As we know, we have define combinations and superpositioning Module in SSD, else, we also have combine loads and analysis of combined loads Module in SSD. my question is what is the difference of above two sets? if i do steel frame structure analysis(like a steel frame factory) or solar support structure, which set should i use?


A detailed description of our SSD tasks can be found on our website.

We even have tutorials for the analysis of steel structures.

www.sofistik.de > Infocenter - Überblick > Dokumentation - Tutorials > Design of Steel Structures

Best regards
Frederik Höller
Your SOFiSTiK Support Team

Yes i checked the tutorial. Per my understanding, if we only do “Steel Cross Sections Resistance”, above both have same effect. only in case when we do “Steel Buckling Resistance”, we need use “Combined Loads” and “Analysis of Combined Loads”, am i right?

So the differences are:

  • superposistioning: calculates automatically the superposition of multiple available already calculated loadcases, according to the combination rules defined in the task “Define Combination”.
    This task superpositions multiple load cases in order to find the maximum values for a desired internal force and element type, e.g. maximum bending moment in quad elements or minimum support force in nodes)
    This task is used for systems with multiple load cases and multiple actions.
    → results: Multiple superposition load cases
    (Graphic → results → select element type → select desired force → choose a superposition load case, here between 1100 and 2300)

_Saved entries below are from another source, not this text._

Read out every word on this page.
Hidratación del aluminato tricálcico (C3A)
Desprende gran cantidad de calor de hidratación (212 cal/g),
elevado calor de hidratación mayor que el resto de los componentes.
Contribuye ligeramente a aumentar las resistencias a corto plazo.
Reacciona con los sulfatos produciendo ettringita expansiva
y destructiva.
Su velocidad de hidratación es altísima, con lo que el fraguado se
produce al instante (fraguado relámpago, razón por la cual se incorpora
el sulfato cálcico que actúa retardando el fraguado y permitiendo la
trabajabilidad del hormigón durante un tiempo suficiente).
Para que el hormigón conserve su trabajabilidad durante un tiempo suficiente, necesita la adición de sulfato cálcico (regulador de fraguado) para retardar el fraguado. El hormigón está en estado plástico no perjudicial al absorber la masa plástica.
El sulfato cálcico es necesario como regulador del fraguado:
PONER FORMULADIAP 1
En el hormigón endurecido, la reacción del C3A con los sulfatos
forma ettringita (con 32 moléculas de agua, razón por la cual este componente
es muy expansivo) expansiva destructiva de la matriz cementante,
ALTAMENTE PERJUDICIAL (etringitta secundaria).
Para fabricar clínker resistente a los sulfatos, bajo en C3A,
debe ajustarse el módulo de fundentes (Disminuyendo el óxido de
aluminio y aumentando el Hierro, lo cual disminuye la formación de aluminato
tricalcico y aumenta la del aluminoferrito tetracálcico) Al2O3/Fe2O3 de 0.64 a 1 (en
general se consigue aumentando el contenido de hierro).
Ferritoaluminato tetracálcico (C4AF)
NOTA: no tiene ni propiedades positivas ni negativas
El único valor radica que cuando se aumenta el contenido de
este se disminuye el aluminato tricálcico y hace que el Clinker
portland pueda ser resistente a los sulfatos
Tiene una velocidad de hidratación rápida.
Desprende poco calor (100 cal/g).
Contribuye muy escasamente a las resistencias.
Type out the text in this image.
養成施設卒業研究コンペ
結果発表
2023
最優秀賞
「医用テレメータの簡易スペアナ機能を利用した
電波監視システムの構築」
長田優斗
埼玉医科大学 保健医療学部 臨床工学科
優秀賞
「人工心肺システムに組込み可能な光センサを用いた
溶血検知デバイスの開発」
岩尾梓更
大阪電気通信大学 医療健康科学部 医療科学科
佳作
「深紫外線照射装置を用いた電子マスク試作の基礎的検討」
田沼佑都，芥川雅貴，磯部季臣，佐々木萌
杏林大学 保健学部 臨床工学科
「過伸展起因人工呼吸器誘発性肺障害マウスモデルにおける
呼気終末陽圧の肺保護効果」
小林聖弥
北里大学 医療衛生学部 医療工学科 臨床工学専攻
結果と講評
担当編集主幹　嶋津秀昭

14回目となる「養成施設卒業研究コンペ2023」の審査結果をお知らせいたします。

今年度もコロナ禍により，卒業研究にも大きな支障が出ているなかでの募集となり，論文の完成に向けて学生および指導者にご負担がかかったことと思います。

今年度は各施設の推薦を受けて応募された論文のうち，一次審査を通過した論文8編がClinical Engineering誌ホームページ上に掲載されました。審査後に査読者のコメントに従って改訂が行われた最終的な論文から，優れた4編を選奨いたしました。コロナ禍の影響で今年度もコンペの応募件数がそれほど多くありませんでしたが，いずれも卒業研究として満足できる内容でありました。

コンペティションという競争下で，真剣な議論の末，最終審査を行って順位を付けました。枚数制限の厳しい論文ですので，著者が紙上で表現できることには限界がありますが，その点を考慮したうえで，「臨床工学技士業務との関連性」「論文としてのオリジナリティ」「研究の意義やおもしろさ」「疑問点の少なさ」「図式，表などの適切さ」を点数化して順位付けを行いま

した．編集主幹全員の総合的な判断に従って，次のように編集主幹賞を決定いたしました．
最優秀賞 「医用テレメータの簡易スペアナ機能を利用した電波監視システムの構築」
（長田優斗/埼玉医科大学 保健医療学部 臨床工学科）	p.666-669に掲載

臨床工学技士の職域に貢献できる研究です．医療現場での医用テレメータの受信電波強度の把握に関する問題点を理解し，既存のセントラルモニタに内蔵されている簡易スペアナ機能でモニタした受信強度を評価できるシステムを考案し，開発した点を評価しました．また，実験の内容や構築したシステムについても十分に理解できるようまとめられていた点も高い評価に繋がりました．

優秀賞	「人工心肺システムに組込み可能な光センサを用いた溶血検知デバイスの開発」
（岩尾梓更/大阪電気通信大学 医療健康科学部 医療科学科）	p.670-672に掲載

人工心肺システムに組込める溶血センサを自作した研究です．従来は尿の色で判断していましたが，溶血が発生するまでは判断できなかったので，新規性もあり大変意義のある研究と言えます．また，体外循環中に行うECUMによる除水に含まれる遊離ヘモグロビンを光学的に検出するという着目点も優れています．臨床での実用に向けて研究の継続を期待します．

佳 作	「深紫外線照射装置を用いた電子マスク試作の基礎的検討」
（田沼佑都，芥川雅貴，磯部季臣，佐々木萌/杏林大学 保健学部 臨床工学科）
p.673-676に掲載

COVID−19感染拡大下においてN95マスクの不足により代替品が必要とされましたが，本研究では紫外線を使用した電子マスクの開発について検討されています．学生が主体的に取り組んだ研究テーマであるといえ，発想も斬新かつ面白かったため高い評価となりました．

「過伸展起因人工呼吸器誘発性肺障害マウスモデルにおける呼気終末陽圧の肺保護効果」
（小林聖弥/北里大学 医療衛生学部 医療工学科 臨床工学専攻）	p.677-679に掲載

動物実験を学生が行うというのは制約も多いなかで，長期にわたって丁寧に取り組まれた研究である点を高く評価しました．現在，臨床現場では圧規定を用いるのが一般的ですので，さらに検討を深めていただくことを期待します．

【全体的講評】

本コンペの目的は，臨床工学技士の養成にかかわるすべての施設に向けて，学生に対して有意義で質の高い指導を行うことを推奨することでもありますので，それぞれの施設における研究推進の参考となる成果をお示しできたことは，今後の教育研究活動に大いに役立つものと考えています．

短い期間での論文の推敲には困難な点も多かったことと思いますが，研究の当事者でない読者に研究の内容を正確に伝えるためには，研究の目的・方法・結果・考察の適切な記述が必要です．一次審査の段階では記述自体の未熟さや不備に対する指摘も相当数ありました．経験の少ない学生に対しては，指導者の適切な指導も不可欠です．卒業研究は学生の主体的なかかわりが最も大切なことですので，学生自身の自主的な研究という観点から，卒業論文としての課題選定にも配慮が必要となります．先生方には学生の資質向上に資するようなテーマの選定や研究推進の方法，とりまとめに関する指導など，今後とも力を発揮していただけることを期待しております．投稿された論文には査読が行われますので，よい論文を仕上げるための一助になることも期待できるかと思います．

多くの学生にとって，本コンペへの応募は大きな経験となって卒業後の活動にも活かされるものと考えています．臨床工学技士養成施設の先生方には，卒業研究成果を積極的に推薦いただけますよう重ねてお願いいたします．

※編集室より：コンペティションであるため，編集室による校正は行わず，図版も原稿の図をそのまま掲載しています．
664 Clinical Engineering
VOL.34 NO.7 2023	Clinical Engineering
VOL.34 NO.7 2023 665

  • combine results: Combine the results of the selected load cases according to the defined combination rule.
    This task is used if you only have a few loadcases and want to check a simple combination rule. Or if you know the maximum combination rule for your case.
    → result: a new sum of results
    (Graphic → results → select element type → select desired force → select result load case, here 16000)

  • combine loads: simply adds loads of the selected load cases according to the selected combination rule together.
    → The result is a new loadcase with actual loads.
    (Graphic → Loads → Input Loads → Alla loads → select load case, here 15000)

  • analysis of combined loads: calculates the newly created loads of the task (combine loads). Here you can decide if you want to calculate the system according to the second order theory

The screenshots show the TEDDY code that is calculated in the background of the SSD task calculation. You can see the code by right-clicking on a task and selecting “Text Editor”.

The tasks “Combined loads” and “Analysis of combined loads” are therefore designed to calculate systems according to second-order theory. In this case, superpositioned loads can’t be used.

If you are just calculating a simple steel frame linearly without non-linear effects, I would use the standard SSD workflow.
(“linear analysis” → “superpositioning”, or if you know the exact combination you can use the task “combine results”)

Thanks for reply. then i would say “superpositioning” is basically same with “combine results”, because both of them cannnot be used for second-order analysis. but “combine results” has to be defined the combination formula manually, which is not effeicient. is my understanding correct?

Yes, you can achieve the same results. But they both have different advantages :slight_smile:.
If you are only calculating linear systems, I would use the first two SSD tasks. If you are working with special calculation methods, such as the second order theory, you must use the last two SSD tasks.